Cdh1 regulates organ size via the Hippo pathway in Drosophila. (A) Eye discs expressing UAS-Myc-Wts and UAS-GFP (internal control) with or without UAS-Cdh1-RNAi under the control of GMR-Gal4 were immunostained with anti-GFP and anti-Myc antibodies. (B) Extracts from eye discs expressing UAS-Myc-Wts with or without UAS-Cdh1-RNAi under the control of GMR-Gal4 were subjected to Western blot analysis with anti-Myc antibody to detect Myc-Wts. UAS-GFP was coexpressed as an internal control. (C) Eye discs expressing Diap1-GFP with or without UAS-Cdh1-RNAi under the control of GMR-Gal4 were immunostained with anti-GFP and anti-Tubulin antibodies. (D) Extracts from eye discs Diap1-GFP with or without UAS-Cdh1-RNAi under the control of GMR-Gal4 were subjected to Western blot analysis with anti-GFP and anti-Tubulin antibodies. (E) Cdh1 inhibits Wts in organ size control.

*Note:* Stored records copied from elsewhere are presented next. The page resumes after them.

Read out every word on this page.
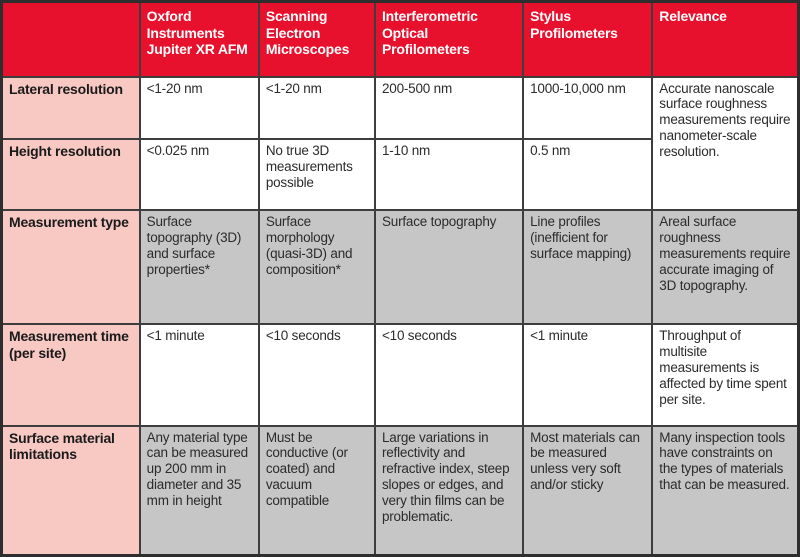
	Oxford Instruments Jupiter XR AFM	Scanning Electron Microscopes	Interferometric Optical Profilometers	Stylus Profilometers	Relevance
Lateral resolution	<1-20 nm	<1-20 nm	200-500 nm	1000-10,000 nm	Accurate nanoscale surface roughness measurements require nanometer-scale resolution.
Height resolution	<0.025 nm	No true 3D measurements possible	1-10 nm	0.5 nm	
Measurement type	Surface topography (3D) and surface properties*	Surface morphology (quasi-3D) and composition*	Surface topography	Line profiles (inefficient for surface mapping)	Areal surface roughness measurements require accurate imaging of 3D topography.
Measurement time (per site)	<1 minute	<10 seconds	<10 seconds	<1 minute	Throughput of multisite measurements is affected by time spent per site.
Surface material limitations	Any material type can be measured up 200 mm in diameter and 35 mm in height	Must be conductive (or coated) and vacuum compatible	Large variations in reflectivity and refractive index, steep slopes or edges, and very thin films can be problematic.	Most materials can be measured unless very soft and/or sticky	Many inspection tools have constraints on the types of materials that can be measured.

Side views of a control adult fly eye (GMR > Gal4) or eyes expressing UAS-Cdh1-RNAi, UAS-Wts, or both UAS-Cdh1-RNAi and UAS-Myc-Wts under the control of GMR-Gal4. (F–H) Side views of a control adult fly eye (GMR > Gal4) or eyes expressing both UAS-Cdh1-RNAi and UAS-Wts-RNAi (F) UAS-Yki (G) or UAS-Yki3SA (H) under the control of GMR-Gal4. (I) Wing discs expressing GFP-Wts with or without UAS-Cdh-RNAi under the control of hh-Gal4 were immunostained with anti-GFP and anti-Ci antibodies. Ci marks the anterior compartment. (J) Adult wing expressing UAS-Cdh-RNAi under the control of hh-Gal4 exhibited reduced posterior wing size. Eye or wing surface areas were measured by ImageJ. Error bars represent ±SD, **P < 0.01 n = 4 for each genotype. (Magnification: A, C, and I, 30×; E–H, 10×; J, 5×.) A, anterior wing compartment; P, posterior wing compartment.